In hullie geheugen, moet ik snel zeggen, want men ziet mij sinds jaar en dag niet meer op de fiets – ook niet toen ik mij in het kader van de kostwinning nog dagelijks ergens op een kantoor moest melden, want toen werd ik geacht daar ook een automobiel mee te brengen, en het handigste was dan die automobiel ook te gebruiken om de afstand tussen huis en kantoor te overbruggen. Dat kwam dan meteen goed uit als het hoosde van de regen, stormde of sneeuwde of een combinatie van die omstandigheden. Op die manier kon je gewoon in je nette kantooroutfit arriveren, en zo voort, u weet waar ik heen wil.
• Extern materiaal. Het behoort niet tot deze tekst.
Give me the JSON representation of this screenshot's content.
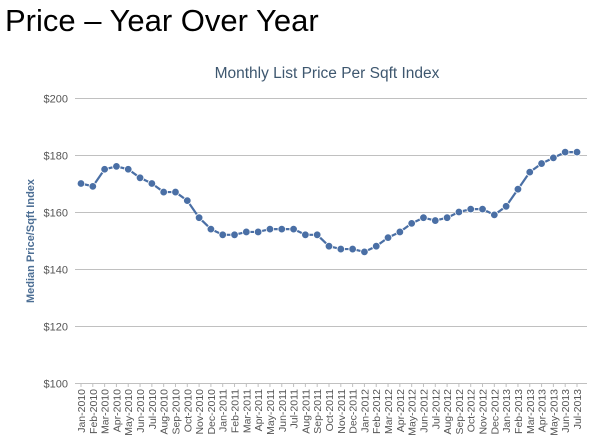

Dus hoeft het geen betoog dat veel mensen dezer dagen vinden: goed zo, alweer droog weder, van mij mag het zo blijven. De daling van het grondwaterpeil, het vastlopen van het scheepvaartverkeer op de rivieren, de verdroging van de dijken, de verzilting van landbouwgronden, het dreigende tekort aan drinkwater, het optreden van bos- en heidebranden, dat alles maakt op d’n eenzame fietser weinig of geen indruk, stel ik me zo voor. En toen dus dezer dagen iemand in de Tweede Kamer een droogtedebat wilde houden las ik ergens: ‘WTF, een droogtedebat, hebben we niks beters te doen?’
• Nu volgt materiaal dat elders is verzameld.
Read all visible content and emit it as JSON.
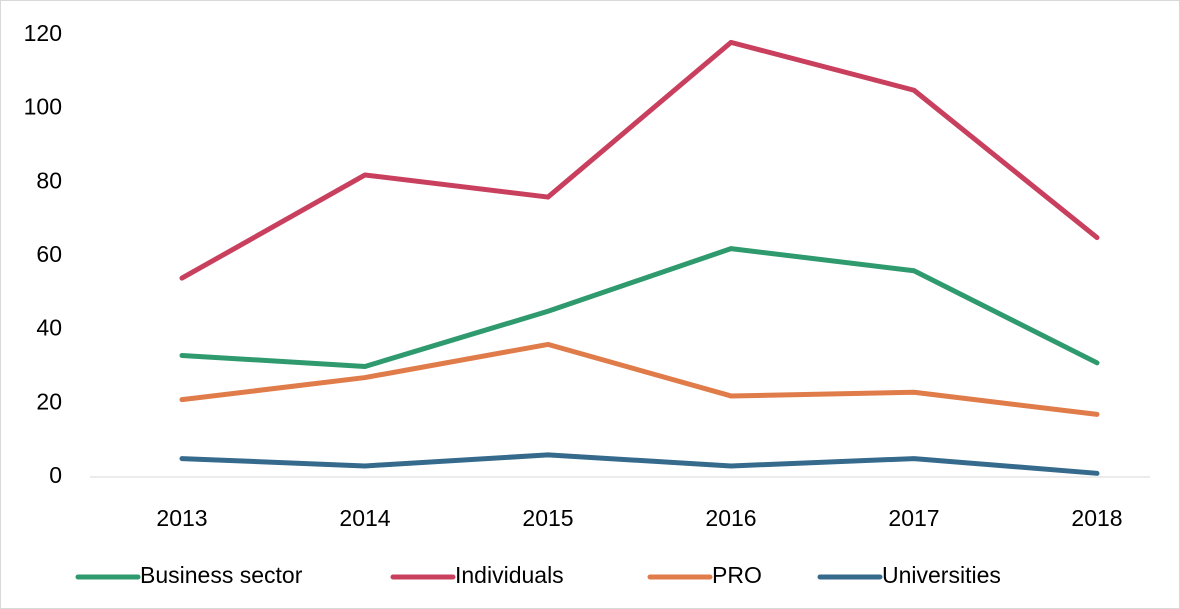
{
  "chart_data": {
    "type": "line",
    "categories": [
      "2013",
      "2014",
      "2015",
      "2016",
      "2017",
      "2018"
    ],
    "series": [
      {
        "name": "Business sector",
        "color": "#2f9a6e",
        "values": [
          33,
          30,
          45,
          62,
          56,
          31
        ]
      },
      {
        "name": "Individuals",
        "color": "#c9405f",
        "values": [
          54,
          82,
          76,
          118,
          105,
          65
        ]
      },
      {
        "name": "PRO",
        "color": "#e07b4a",
        "values": [
          21,
          27,
          36,
          22,
          23,
          17
        ]
      },
      {
        "name": "Universities",
        "color": "#356a8c",
        "values": [
          5,
          3,
          6,
          3,
          5,
          1
        ]
      }
    ],
    "ylim": [
      0,
      120
    ],
    "yticks": [
      0,
      20,
      40,
      60,
      80,
      100,
      120
    ],
    "grid": false,
    "legend": "bottom"
  }
}
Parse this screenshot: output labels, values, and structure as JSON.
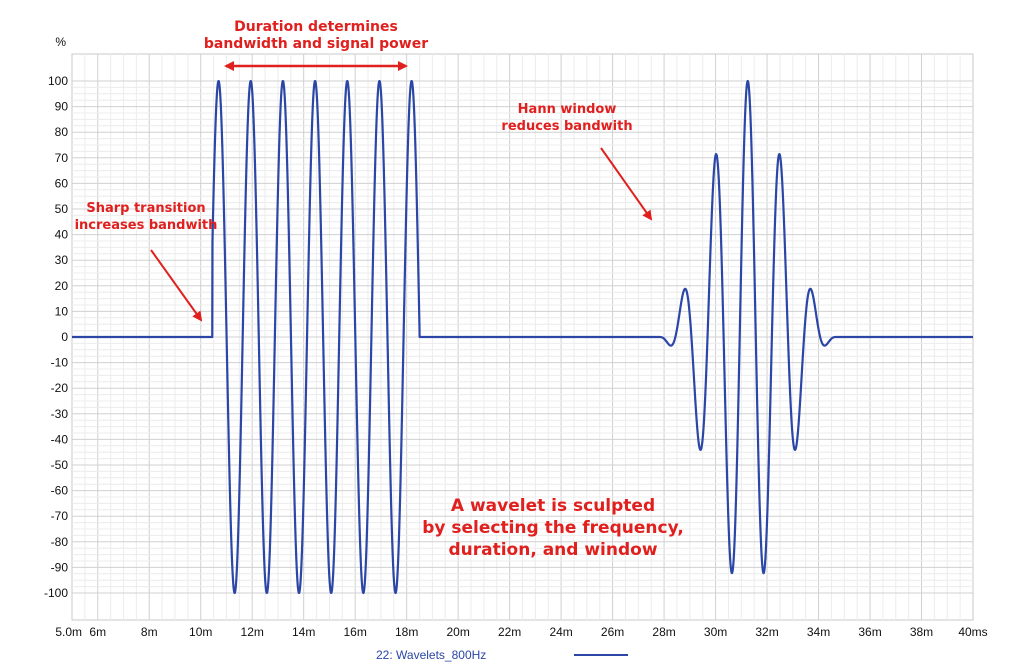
{
  "chart_data": {
    "type": "line",
    "y_unit_label": "%",
    "xlim_ms": [
      5.0,
      40.0
    ],
    "ylim": [
      -100,
      100
    ],
    "y_ticks": [
      100,
      90,
      80,
      70,
      60,
      50,
      40,
      30,
      20,
      10,
      0,
      -10,
      -20,
      -30,
      -40,
      -50,
      -60,
      -70,
      -80,
      -90,
      -100
    ],
    "x_ticks": [
      {
        "value": 5.0,
        "label": "5.0m"
      },
      {
        "value": 6,
        "label": "6m"
      },
      {
        "value": 8,
        "label": "8m"
      },
      {
        "value": 10,
        "label": "10m"
      },
      {
        "value": 12,
        "label": "12m"
      },
      {
        "value": 14,
        "label": "14m"
      },
      {
        "value": 16,
        "label": "16m"
      },
      {
        "value": 18,
        "label": "18m"
      },
      {
        "value": 20,
        "label": "20m"
      },
      {
        "value": 22,
        "label": "22m"
      },
      {
        "value": 24,
        "label": "24m"
      },
      {
        "value": 26,
        "label": "26m"
      },
      {
        "value": 28,
        "label": "28m"
      },
      {
        "value": 30,
        "label": "30m"
      },
      {
        "value": 32,
        "label": "32m"
      },
      {
        "value": 34,
        "label": "34m"
      },
      {
        "value": 36,
        "label": "36m"
      },
      {
        "value": 38,
        "label": "38m"
      },
      {
        "value": 40,
        "label": "40ms"
      }
    ],
    "grid": true,
    "legend_position": "bottom-center",
    "series": [
      {
        "name": "22: Wavelets_800Hz",
        "color": "#2b46a6",
        "segments": [
          {
            "window": "rectangular",
            "start_ms": 10.45,
            "end_ms": 18.5,
            "frequency_hz": 800,
            "peak": 100
          },
          {
            "window": "hann",
            "start_ms": 27.8,
            "end_ms": 34.7,
            "frequency_hz": 800,
            "peak": 100
          }
        ]
      }
    ],
    "annotations": [
      {
        "name": "duration",
        "lines": [
          "Duration determines",
          "bandwidth and signal power"
        ]
      },
      {
        "name": "hann",
        "lines": [
          "Hann window",
          "reduces bandwith"
        ]
      },
      {
        "name": "sharp",
        "lines": [
          "Sharp transition",
          "increases bandwith"
        ]
      },
      {
        "name": "summary",
        "lines": [
          "A wavelet is sculpted",
          "by selecting the frequency,",
          "duration, and window"
        ]
      }
    ],
    "annotation_color": "#e0201e"
  }
}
Mijn eigen voornaamste relatie met het klimaat gaat via de tuin. En in eerste instantie kan ik het roerend eens zijn met de vorige spreker. Vooral dit voorjaar, het droogste sinds mensenheugenis (denk ik, als ik voor ‘mensenheugenis’ in de plaats denk ‘mijn heugenis’) is een feest voor de liefhebber van alles dat groeit en bloeit en altijd weer boeit. Weliswaar moet ik dagelijks tweehonderdvijftig, driehonderd liter kostbaar drinkwater op diverse plaatsen in de tuin verspreiden, maar daar staat tegenover een ongekend rijke bloei en absoluut geen verwaaiing of verregening van de flora.
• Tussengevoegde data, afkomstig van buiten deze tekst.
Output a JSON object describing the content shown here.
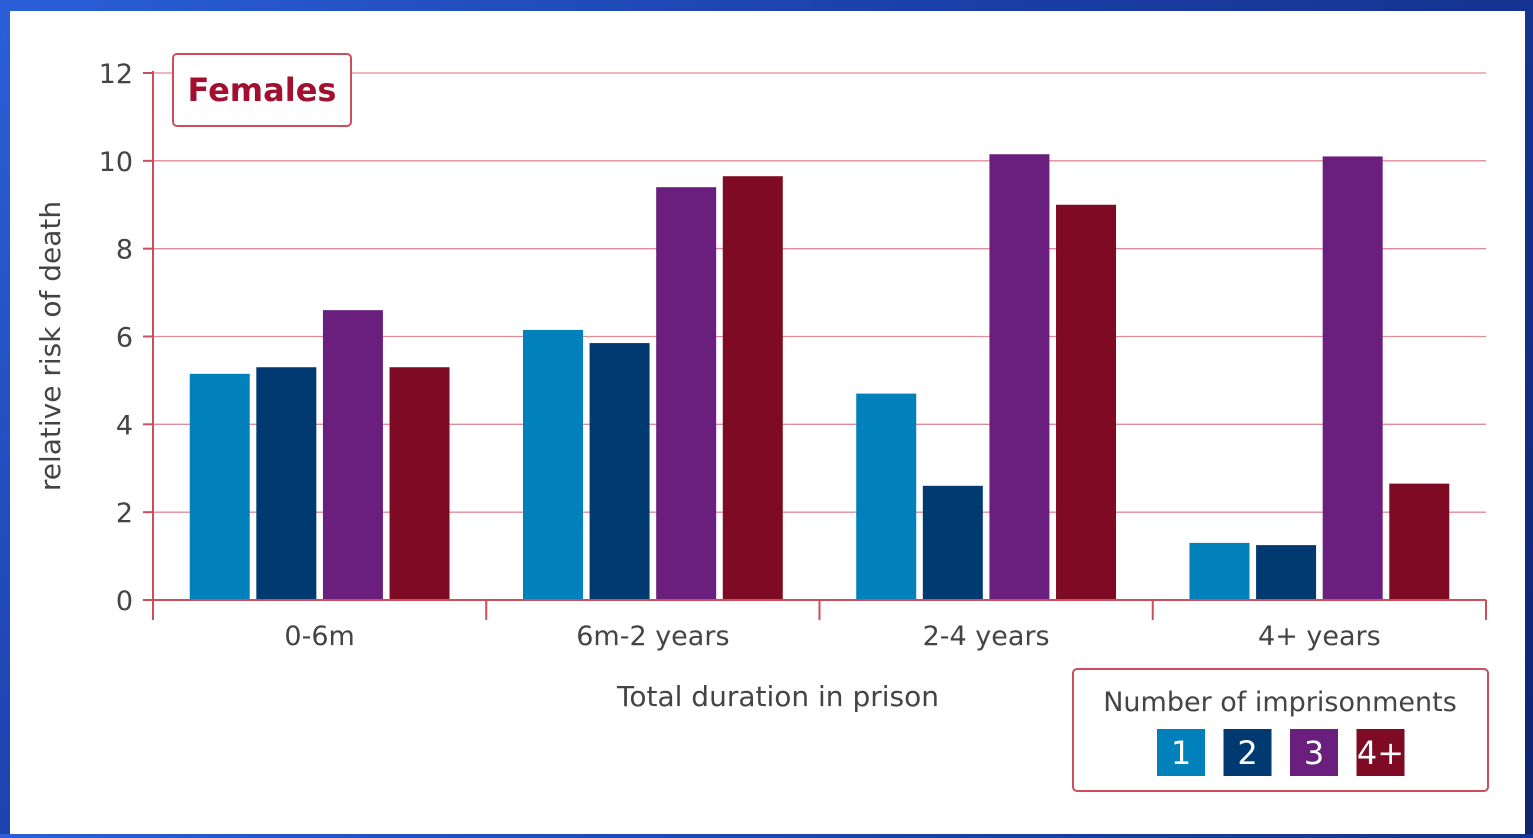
{
  "chart_data": {
    "type": "bar",
    "title": "Females",
    "xlabel": "Total duration in prison",
    "ylabel": "relative risk of death",
    "ylim": [
      0,
      12
    ],
    "yticks": [
      0,
      2,
      4,
      6,
      8,
      10,
      12
    ],
    "grid": true,
    "legend_placement": "bottom-right",
    "legend_title": "Number of imprisonments",
    "categories": [
      "0-6m",
      "6m-2 years",
      "2-4 years",
      "4+ years"
    ],
    "series": [
      {
        "name": "1",
        "color": "#0081bb",
        "values": [
          5.15,
          6.15,
          4.7,
          1.3
        ]
      },
      {
        "name": "2",
        "color": "#003a70",
        "values": [
          5.3,
          5.85,
          2.6,
          1.25
        ]
      },
      {
        "name": "3",
        "color": "#6a1f7e",
        "values": [
          6.6,
          9.4,
          10.15,
          10.1
        ]
      },
      {
        "name": "4+",
        "color": "#7e0a24",
        "values": [
          5.3,
          9.65,
          9.0,
          2.65
        ]
      }
    ],
    "colors": {
      "axis": "#cc4e5c",
      "grid": "#e08d98",
      "title_text": "#a3102f",
      "text": "#444444"
    }
  }
}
Maar ik houd mezelf dus toch voor de gek. Want uit ervaring weet ik: je kunt sproeien en gieten wat je wilt, er gaat voor de tuin niets boven een hele nacht dichte motregen bij een graad of achttien. Leidingwater is te koud voor potplanten, leidingwater spoelt de mineralen uit de aarde en met leidingwater is het onmogelijk de tuin voldoende te doordrenken. Dat zie je aan oppervlakkig wortelende planten die inmiddels een zieltogend bestaan leiden. Ik heb al een rij oerhollandse populieren gezien die moedeloos het nog zeer recente blad laten vallen.
Nog iets: de zomer begint volgende week woensdag en nu al is tachtig procent van de bloeiende planten in de tuin uitgebloeid – vorig jaar duurde het tot half of eind juni voor de zomerse verdorring intrad.
Dus: het moet regenen, gewoon, een paar dagen achter elkaar. Een weekje, tien dagen, bijvoorbeeld.
Jammer voor de fietsers. Die maar moeten denken: was het maar droog, maar nat is avontuurlijker. Dichter bij de natuur. Nader tot u.
_______
Op de foto: nooit eerder bloeiden de margrieten op het terras zo weelderig.